Velazquez's life was even, and little is known about its
details. It looks quite seamless compared with the struggles of
Spain's other archetypal painter, Goya -- a steadily mounting curve
of recognition and respect, unmarred by scandal or alienation
(although he did father one bastard in Rome). Born in Seville in
1599, the son of a minor Hidalgo family, half-Portuguese, possibly
with a trace of Jewish ancestry, Velazquez would always be
preoccupied with his social position. (He went to great lengths to
qualify as a knight of the Order of Santiago, whose members would
not accept him until the King, who loved his painter, made them do
so by changing the rules of entry.) He studied under a rather dry,
decorous artist named Francisco Pacheco, whose daughter he married.
He made two trips to Rome, both financed by the King, who had some
difficulty getting him back -- the first time because Velazquez had
gone into an ecstasy of discovery (Rome, in 1630, was the world's
capital of contemporary as well as ancient art, and the young
artist was absorbing the lessons of Caravaggio, Poussin and Guido
Reni), and the second time because Velazquez, now in his 50s, was
basking in his European reputation. And in between, nothing but
security and hard work.
Velazquez's maturity is a sublime, intensive lesson in
pictorial coding, and this, as much as anything else, has been the
source of its fascination to other painters. In rendering
appearances, every artist has a code of some sort -- a way in which
the licks and smears of colored mud on cloth manage, seemingly
without intervention from the viewer, to recompose themselves as
hard shiny metal, warm flesh, wind-ruffled grass or the sweaty
sheen of a horse's flank, all in the blink of an eye. But no artist
seems as explicit about this legerdemain as Velazquez. At 20, as
The Waterseller attests, he was already a virtuoso of appearances.

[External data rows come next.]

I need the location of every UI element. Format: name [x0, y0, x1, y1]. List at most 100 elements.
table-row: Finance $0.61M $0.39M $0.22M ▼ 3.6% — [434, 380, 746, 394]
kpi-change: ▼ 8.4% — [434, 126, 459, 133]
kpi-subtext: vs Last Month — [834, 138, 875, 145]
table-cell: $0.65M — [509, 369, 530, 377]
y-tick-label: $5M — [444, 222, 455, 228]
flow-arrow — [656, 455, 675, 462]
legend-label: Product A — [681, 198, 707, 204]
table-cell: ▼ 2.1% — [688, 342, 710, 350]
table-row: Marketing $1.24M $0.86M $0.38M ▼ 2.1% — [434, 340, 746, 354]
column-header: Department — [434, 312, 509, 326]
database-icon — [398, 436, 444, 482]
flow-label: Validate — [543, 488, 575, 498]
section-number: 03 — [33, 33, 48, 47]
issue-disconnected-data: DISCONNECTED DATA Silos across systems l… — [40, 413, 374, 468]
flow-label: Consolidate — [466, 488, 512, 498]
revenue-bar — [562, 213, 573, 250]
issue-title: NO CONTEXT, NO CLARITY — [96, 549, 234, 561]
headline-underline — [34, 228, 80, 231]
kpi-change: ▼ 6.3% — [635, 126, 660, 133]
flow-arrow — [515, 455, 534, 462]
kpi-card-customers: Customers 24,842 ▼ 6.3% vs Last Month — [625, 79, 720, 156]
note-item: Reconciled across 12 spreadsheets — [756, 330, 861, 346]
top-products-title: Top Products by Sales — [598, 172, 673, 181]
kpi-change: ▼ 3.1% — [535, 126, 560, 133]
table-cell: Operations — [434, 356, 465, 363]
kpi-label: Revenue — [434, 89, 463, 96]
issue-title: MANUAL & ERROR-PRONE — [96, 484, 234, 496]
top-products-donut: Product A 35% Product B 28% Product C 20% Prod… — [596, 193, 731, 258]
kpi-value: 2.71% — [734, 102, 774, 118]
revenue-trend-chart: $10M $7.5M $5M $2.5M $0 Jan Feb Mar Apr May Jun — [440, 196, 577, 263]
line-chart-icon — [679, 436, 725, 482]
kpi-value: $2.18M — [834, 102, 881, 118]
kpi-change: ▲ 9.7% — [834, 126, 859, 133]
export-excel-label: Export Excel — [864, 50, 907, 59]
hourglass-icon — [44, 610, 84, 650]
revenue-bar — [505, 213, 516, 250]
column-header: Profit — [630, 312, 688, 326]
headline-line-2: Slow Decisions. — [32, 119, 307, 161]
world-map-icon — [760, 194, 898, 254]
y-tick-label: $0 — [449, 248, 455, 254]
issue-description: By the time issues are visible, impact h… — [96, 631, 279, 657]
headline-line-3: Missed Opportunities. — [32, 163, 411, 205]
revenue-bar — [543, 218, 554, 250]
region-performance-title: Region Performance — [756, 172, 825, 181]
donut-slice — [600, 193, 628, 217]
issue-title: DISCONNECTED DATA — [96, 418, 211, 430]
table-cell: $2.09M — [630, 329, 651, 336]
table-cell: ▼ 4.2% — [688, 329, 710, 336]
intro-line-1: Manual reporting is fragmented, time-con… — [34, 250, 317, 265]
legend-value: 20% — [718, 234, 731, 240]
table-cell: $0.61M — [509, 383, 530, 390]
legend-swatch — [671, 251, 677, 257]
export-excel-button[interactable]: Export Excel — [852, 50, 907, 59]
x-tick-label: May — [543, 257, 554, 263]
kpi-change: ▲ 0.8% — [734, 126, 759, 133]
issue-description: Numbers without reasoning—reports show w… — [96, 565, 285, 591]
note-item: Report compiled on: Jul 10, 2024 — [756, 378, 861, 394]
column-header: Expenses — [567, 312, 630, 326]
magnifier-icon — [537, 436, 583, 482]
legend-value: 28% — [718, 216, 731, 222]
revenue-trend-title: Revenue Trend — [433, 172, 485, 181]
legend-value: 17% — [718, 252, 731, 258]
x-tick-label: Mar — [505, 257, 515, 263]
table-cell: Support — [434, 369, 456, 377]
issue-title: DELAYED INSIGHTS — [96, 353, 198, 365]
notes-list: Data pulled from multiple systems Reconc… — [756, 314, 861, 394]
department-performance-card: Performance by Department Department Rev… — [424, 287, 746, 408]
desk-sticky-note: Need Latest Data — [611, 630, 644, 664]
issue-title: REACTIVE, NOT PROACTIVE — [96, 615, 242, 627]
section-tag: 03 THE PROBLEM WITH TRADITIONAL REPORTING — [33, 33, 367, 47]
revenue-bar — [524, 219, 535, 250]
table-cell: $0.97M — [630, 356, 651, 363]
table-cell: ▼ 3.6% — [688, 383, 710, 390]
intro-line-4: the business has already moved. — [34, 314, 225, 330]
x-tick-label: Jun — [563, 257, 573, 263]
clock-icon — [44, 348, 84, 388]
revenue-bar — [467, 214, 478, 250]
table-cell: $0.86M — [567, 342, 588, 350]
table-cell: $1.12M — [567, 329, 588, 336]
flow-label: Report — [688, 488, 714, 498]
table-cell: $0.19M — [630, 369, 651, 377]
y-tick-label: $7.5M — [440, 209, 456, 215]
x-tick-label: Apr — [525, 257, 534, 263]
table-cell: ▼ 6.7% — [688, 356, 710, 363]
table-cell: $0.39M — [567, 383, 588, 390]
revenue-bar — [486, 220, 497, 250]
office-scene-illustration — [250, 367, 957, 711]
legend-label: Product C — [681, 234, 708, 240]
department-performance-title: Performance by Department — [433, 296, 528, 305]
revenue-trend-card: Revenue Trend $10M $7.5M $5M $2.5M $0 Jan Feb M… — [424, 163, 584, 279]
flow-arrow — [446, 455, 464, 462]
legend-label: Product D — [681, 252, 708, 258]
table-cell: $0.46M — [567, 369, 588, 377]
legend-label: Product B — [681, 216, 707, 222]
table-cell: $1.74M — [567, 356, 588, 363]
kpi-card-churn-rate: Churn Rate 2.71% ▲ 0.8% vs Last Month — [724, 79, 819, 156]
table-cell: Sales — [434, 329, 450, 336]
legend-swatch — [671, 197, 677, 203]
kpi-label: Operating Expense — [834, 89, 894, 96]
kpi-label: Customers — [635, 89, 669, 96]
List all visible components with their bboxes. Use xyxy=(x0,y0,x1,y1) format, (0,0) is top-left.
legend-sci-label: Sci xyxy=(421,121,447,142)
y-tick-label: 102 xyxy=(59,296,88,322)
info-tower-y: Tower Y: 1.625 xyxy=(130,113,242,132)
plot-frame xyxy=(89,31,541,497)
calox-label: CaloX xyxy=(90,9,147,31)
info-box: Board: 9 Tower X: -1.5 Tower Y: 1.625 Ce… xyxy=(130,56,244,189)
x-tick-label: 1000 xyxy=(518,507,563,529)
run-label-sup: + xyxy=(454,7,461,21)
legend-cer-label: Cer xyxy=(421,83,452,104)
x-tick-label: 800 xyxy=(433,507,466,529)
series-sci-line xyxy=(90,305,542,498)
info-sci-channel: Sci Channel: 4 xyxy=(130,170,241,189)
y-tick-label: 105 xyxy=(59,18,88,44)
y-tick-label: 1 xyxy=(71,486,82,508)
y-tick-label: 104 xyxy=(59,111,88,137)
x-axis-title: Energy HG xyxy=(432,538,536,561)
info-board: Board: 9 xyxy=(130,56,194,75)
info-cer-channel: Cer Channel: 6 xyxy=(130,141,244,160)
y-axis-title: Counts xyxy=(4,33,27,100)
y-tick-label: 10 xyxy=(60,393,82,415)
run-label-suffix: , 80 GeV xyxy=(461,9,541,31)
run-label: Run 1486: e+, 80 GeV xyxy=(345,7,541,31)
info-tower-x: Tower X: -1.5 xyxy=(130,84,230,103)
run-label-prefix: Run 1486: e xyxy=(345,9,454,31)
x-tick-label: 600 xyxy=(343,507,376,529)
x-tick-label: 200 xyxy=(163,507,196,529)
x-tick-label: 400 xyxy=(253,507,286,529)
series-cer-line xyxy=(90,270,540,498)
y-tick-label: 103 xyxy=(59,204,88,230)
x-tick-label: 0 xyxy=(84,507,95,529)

To be able to record both the half-sunken splash of water and the
light dew of condensation on the pottery jar in the foreground was
to have touched a level of skill beyond that of most painters. But
then the virtuosity is replaced by something deeper -- a meditation
on the way the painter translates sight into mark and how the
viewer turns mark back into sight. How can painting serve empirical
ends and reveal truth? Only by disclosing its stage machinery --
not by fooling the eye, but by making the mind more aware of the
ways in which it reads marks and constructs them as things. When
you look at a Velazquez, you do not look at an illusion of reality.
You are inducted into a relationship with the painter's civil
candor about what he does. You are invited to think about how
paintings come to mean what they say. Brought to the fore, embodied
on the surface ever more boldly, this is the great conceptual theme
of Velazquez's work, its binding ethic. It precludes all
sentimentality and rhetoric. It is -- as one of his contemporaries
exclaimed, on seeing Las Meninas -- "the theology of painting."